If you don't want your doctor to stick his finger up your butt, then that's exactly what you do. They don't have a right to finger your prostate, even though it might be beneficial to you.
Isn't that the same though as if you have ill gotten funds / drugs, I steal them from you but you cant report that.
I've still committed a crime against you but you cant report it due to the fact you committed a crime in the first place.
Kinda hard to feel sorry for a criminal being unable to report a crime.....
You don’t feel sympathy for sex workers, who in many places are unable to report being assaulted?
Your example is having something you stole stolen from you. That’s not the same as doing something illegal, and having a completely different crime done to you. “I was jaywalking, and someone robbed me when i arrived on the other side of the street”. I can’t report it because I would have to explain why I was in the middle of the street without having walked past the shops on that side.
I know discussions here are often America-centric, but note that this depends on jurisdiction. E.g. in Sweden, the one selling sex is not a criminal, the one buying is.
But that won't happen. If you have evidence on your phone of a crime you committed you're not going to give the phone to the police to look at. Therefor we end up with no crimes solved instead of one. Ontop of that, because everyone knows that a criminal can no longer report a rape, there's a carte blanche to rape anyone who falls into that category without consequence.
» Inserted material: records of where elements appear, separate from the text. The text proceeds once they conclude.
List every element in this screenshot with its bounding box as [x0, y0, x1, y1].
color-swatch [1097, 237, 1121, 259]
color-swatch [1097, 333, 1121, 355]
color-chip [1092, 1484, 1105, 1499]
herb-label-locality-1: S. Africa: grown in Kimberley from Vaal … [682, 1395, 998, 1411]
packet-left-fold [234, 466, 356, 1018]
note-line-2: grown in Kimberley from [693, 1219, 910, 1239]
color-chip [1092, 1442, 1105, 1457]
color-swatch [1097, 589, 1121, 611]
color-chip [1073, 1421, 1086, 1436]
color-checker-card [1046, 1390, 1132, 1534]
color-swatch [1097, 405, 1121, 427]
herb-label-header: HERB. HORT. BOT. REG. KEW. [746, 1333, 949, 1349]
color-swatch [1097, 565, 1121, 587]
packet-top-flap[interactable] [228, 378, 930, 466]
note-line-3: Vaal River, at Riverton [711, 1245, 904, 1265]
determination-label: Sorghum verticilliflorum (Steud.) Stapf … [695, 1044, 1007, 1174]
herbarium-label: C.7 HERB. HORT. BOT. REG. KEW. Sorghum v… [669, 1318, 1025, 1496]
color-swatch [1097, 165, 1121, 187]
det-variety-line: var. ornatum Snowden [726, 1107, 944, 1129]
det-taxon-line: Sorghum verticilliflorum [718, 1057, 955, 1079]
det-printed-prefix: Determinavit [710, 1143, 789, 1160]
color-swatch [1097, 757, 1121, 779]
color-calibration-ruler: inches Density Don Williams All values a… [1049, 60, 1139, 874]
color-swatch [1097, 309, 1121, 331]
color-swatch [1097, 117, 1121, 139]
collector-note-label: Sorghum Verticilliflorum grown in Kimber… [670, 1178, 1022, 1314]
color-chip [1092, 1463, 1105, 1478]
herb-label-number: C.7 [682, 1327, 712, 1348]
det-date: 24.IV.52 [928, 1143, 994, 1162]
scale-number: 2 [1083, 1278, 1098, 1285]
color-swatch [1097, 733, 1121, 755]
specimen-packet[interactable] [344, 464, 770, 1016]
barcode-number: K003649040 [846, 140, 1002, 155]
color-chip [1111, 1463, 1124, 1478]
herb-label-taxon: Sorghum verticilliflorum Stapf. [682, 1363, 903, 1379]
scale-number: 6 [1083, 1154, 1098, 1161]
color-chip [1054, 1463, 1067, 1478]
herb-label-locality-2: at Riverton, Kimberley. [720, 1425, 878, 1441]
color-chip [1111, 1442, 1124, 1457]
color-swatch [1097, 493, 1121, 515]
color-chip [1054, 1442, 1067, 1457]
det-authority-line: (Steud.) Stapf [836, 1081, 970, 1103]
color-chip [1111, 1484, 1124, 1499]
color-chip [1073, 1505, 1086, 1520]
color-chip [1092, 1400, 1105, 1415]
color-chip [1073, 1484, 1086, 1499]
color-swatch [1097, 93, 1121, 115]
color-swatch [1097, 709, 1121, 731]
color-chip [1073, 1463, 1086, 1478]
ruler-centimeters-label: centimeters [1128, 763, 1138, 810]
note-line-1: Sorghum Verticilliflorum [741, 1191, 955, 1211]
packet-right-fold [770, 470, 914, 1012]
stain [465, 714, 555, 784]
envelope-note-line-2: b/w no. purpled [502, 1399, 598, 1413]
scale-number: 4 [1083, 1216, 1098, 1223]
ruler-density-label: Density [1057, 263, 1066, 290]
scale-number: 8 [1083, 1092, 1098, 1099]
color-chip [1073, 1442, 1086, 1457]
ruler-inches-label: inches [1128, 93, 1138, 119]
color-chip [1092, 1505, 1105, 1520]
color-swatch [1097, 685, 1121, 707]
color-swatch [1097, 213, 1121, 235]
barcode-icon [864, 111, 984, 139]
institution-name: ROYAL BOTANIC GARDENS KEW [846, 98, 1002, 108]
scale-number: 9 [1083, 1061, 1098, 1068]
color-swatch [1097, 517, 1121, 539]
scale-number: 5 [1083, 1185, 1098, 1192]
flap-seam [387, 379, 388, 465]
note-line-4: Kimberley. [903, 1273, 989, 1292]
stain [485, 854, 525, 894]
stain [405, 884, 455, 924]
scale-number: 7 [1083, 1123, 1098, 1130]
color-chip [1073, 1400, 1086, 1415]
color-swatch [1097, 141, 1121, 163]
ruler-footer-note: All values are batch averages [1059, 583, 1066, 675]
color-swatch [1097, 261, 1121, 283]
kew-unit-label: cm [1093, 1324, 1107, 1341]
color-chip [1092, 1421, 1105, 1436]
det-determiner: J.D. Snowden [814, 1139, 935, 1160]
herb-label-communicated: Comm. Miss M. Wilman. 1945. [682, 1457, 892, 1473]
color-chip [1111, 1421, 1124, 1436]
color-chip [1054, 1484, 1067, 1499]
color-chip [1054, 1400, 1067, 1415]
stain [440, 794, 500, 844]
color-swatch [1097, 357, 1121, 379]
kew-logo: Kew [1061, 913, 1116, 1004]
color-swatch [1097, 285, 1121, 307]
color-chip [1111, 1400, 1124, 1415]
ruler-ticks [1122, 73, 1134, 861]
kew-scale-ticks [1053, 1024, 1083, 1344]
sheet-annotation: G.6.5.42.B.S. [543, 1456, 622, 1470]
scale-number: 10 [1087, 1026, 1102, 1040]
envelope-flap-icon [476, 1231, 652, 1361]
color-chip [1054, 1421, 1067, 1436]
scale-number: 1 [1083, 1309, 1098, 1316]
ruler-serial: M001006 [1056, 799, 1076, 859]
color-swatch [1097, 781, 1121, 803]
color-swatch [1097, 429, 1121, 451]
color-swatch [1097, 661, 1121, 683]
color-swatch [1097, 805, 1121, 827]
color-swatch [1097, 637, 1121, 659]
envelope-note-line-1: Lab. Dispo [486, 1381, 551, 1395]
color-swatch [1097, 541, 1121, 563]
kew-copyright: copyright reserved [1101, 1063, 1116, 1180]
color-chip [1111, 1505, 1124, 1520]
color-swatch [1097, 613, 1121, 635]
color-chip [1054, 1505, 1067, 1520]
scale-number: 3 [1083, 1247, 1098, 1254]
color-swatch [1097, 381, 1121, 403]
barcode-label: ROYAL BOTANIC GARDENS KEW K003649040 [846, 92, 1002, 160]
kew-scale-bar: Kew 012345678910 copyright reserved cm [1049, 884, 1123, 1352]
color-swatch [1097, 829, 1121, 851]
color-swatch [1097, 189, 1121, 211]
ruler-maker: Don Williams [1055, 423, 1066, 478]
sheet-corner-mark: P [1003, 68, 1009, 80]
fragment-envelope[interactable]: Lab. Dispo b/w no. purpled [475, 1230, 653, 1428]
I'm not sure how this criticism is supposed to be valid. If someone robs a heroin dealer of their product, and the heroin dealer calls the police and honestly explains their situation then of course the police are going to arrest and charge both the third and the dealer - regardless of the fact that the latter was a victim of theft.
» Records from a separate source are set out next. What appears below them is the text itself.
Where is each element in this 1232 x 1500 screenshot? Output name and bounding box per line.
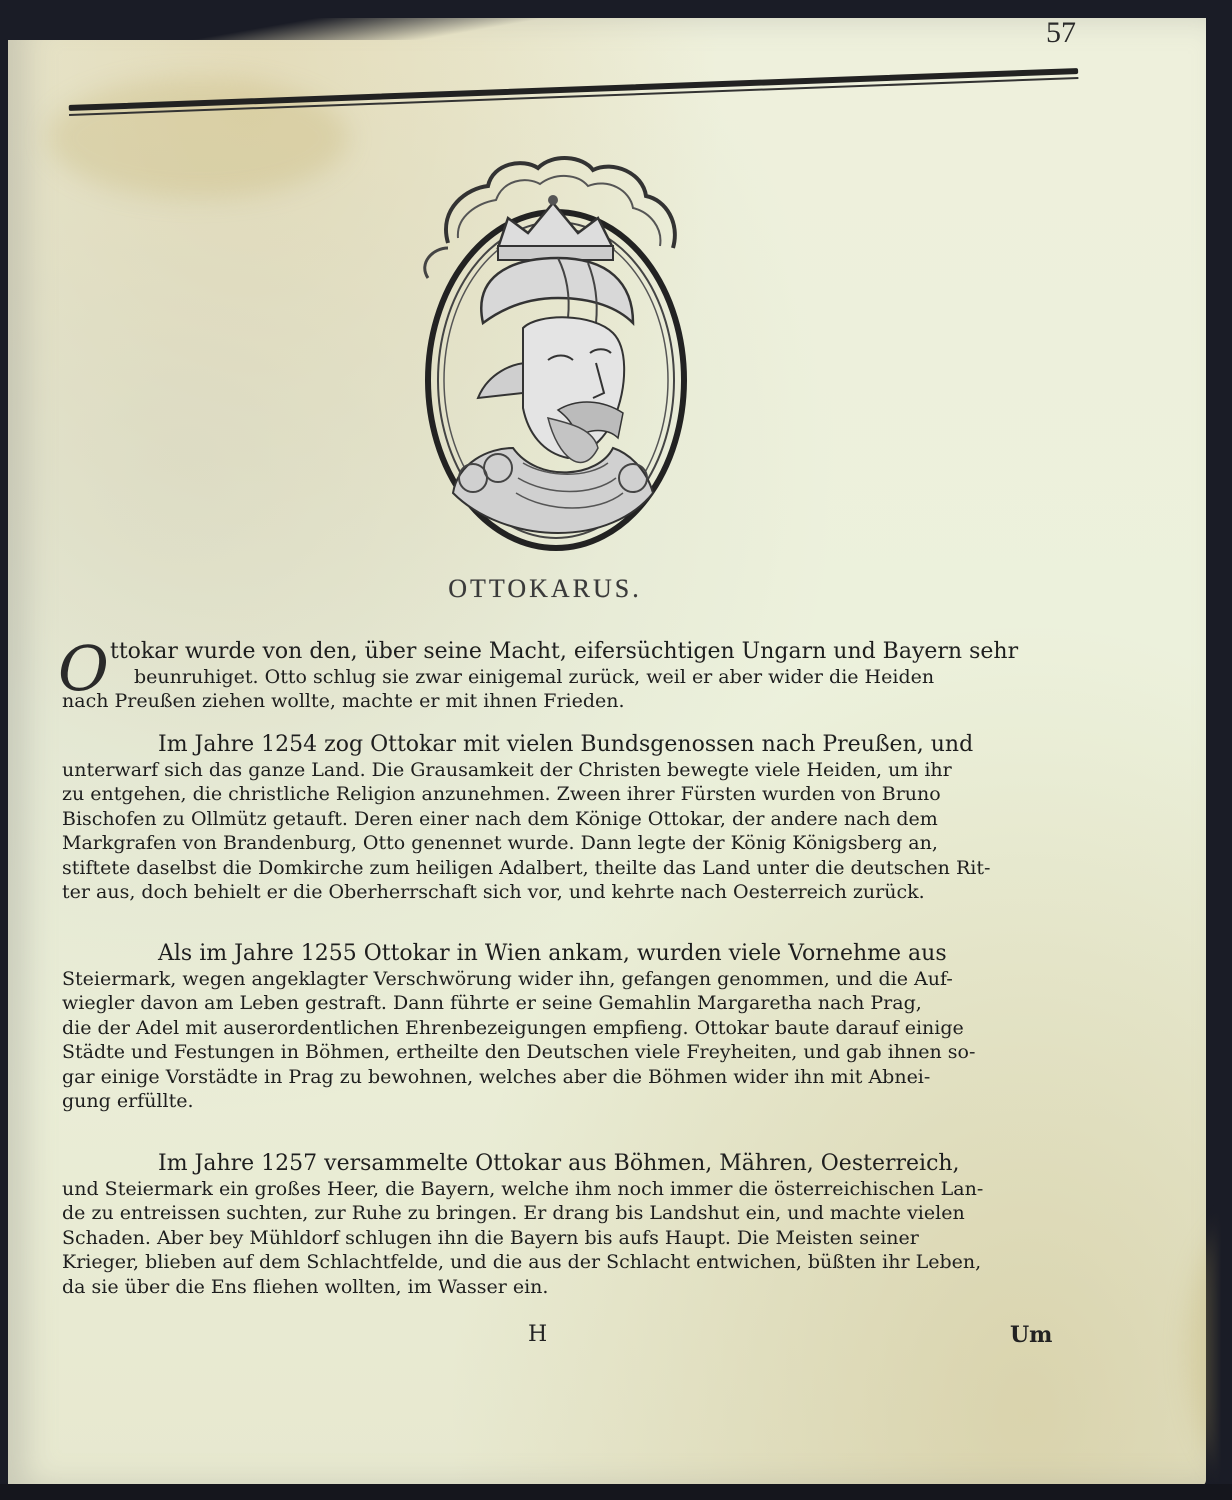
text-line: nach Preußen ziehen wollte, machte er mi…: [62, 689, 1070, 714]
text-line: stiftete daselbst die Domkirche zum heil…: [62, 856, 1070, 881]
crowned-king-portrait-icon: [418, 148, 688, 553]
chapter-title: OTTOKARUS.: [400, 574, 690, 604]
signature-mark: H: [528, 1322, 547, 1347]
text-line: Markgrafen von Brandenburg, Otto genenne…: [62, 831, 1070, 856]
drop-cap: O: [58, 638, 109, 700]
text-line: de zu entreissen suchten, zur Ruhe zu br…: [62, 1201, 1070, 1226]
text-line: und Steiermark ein großes Heer, die Baye…: [62, 1177, 1070, 1202]
text-line: beunruhiget. Otto schlug sie zwar einige…: [62, 665, 1070, 690]
text-line: die der Adel mit auserordentlichen Ehren…: [62, 1016, 1070, 1041]
text-line: Bischofen zu Ollmütz getauft. Deren eine…: [62, 807, 1070, 832]
text-line: wiegler davon am Leben gestraft. Dann fü…: [62, 991, 1070, 1016]
text-line: unterwarf sich das ganze Land. Die Graus…: [62, 758, 1070, 783]
text-line: Im Jahre 1257 versammelte Ottokar aus Bö…: [62, 1152, 1070, 1177]
page-number: 57: [1046, 16, 1076, 50]
text-line: Schaden. Aber bey Mühldorf schlugen ihn …: [62, 1226, 1070, 1251]
text-line: zu entgehen, die christliche Religion an…: [62, 782, 1070, 807]
text-line: Städte und Festungen in Böhmen, ertheilt…: [62, 1040, 1070, 1065]
text-line: gung erfüllte.: [62, 1089, 1070, 1114]
paragraph-2: Im Jahre 1254 zog Ottokar mit vielen Bun…: [62, 733, 1070, 905]
text-line: ter aus, doch behielt er die Oberherrsch…: [62, 880, 1070, 905]
book-edge-right: [1206, 0, 1232, 1500]
paragraph-3: Als im Jahre 1255 Ottokar in Wien ankam,…: [62, 942, 1070, 1114]
paragraph-1: O ttokar wurde von den, über seine Macht…: [62, 640, 1070, 714]
paragraph-4: Im Jahre 1257 versammelte Ottokar aus Bö…: [62, 1152, 1070, 1299]
text-line: Als im Jahre 1255 Ottokar in Wien ankam,…: [62, 942, 1070, 967]
text-line: Krieger, blieben auf dem Schlachtfelde, …: [62, 1250, 1070, 1275]
text-line: Steiermark, wegen angeklagter Verschwöru…: [62, 967, 1070, 992]
text-line: ttokar wurde von den, über seine Macht, …: [62, 640, 1070, 665]
text-line: gar einige Vorstädte in Prag zu bewohnen…: [62, 1065, 1070, 1090]
portrait-woodcut: [418, 148, 688, 553]
text-line: Im Jahre 1254 zog Ottokar mit vielen Bun…: [62, 733, 1070, 758]
book-edge-shadow: [0, 0, 700, 40]
book-edge-bottom: [0, 1484, 1232, 1500]
catchword: Um: [1010, 1322, 1052, 1348]
text-line: da sie über die Ens fliehen wollten, im …: [62, 1275, 1070, 1300]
Yeah, it does mean crime becomes carte blanche to do against criminals of a certain caliber. But that's the consequence of deciding to live one's life outside the law.
If the crimes discussed on the phone are trivia in relation to rape (e.g. shop lifting, drug use) I highly doubt the police would bother prosecuting those crimes. How many minors who were raped while.drunk got charged with consu ing alcohol underage? I don't know of any, and the outrage over doing so would be immense.
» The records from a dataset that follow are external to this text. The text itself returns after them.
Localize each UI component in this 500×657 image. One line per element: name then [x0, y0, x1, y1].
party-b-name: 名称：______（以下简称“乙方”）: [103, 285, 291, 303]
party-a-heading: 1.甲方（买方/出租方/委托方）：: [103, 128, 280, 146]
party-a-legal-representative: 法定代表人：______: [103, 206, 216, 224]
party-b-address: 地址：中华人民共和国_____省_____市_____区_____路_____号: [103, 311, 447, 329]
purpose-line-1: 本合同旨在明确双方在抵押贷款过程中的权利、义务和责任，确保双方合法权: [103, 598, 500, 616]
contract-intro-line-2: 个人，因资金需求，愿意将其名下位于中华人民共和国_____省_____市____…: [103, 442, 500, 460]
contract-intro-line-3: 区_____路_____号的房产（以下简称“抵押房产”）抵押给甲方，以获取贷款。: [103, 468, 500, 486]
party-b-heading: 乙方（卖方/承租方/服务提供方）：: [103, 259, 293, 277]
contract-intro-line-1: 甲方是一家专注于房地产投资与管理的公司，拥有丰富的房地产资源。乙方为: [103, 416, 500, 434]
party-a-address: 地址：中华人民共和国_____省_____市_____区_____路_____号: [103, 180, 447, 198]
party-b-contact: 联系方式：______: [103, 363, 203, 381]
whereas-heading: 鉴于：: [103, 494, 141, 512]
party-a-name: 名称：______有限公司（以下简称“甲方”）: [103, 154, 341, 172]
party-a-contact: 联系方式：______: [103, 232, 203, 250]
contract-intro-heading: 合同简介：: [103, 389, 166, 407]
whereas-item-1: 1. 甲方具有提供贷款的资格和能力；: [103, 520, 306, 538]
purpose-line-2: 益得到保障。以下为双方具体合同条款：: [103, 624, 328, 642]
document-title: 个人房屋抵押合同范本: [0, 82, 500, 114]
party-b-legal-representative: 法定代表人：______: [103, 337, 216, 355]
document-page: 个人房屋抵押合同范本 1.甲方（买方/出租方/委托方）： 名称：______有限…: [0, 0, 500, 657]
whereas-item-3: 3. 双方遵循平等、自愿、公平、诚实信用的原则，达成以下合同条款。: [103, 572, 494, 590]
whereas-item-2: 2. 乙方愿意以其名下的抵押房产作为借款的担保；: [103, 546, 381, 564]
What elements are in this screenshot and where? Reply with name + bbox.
>Ontop of that, because everyone knows that a criminal can no longer report a rape, there's a carte blanche to rape anyone who falls into that category without consequence.
Could this serve as an incentive for less crime?
Frivolity aside, "raping criminals" doesn't seem a very viable endeavor. They are, you know, criminals to begin with, and they, or their criminal friends, can perhaps do your head in...
(Plus, blackmailing a criminal with evidence of their crime, sometimes for sex too, has happened since time immemorial - even between corrupt policemen and criminals-, it's not something uniquely enabled by mobile phones).
> Could this serve as an incentive for less crime?
Was this sarcasm, or are you actually suggesting that criminals should fear extrajudicial "justice" of having crimes committed against them and being unable to report them?
Neither, it's a fact of life: criminals do fear extrajudicial "justice" of having crimes committed against them and being unable to report them (and have it happen to them frequently, as I say on the second paragraph above).
Imagine if the person raped committed a different crime, unrelated to the rape, for which there was evidence of that on their phone.
In order to report the rape, they have to self incriminate themself for that crime as well? In this scenario any drug user, prostitute or other criminal has no protection from the law against being raped.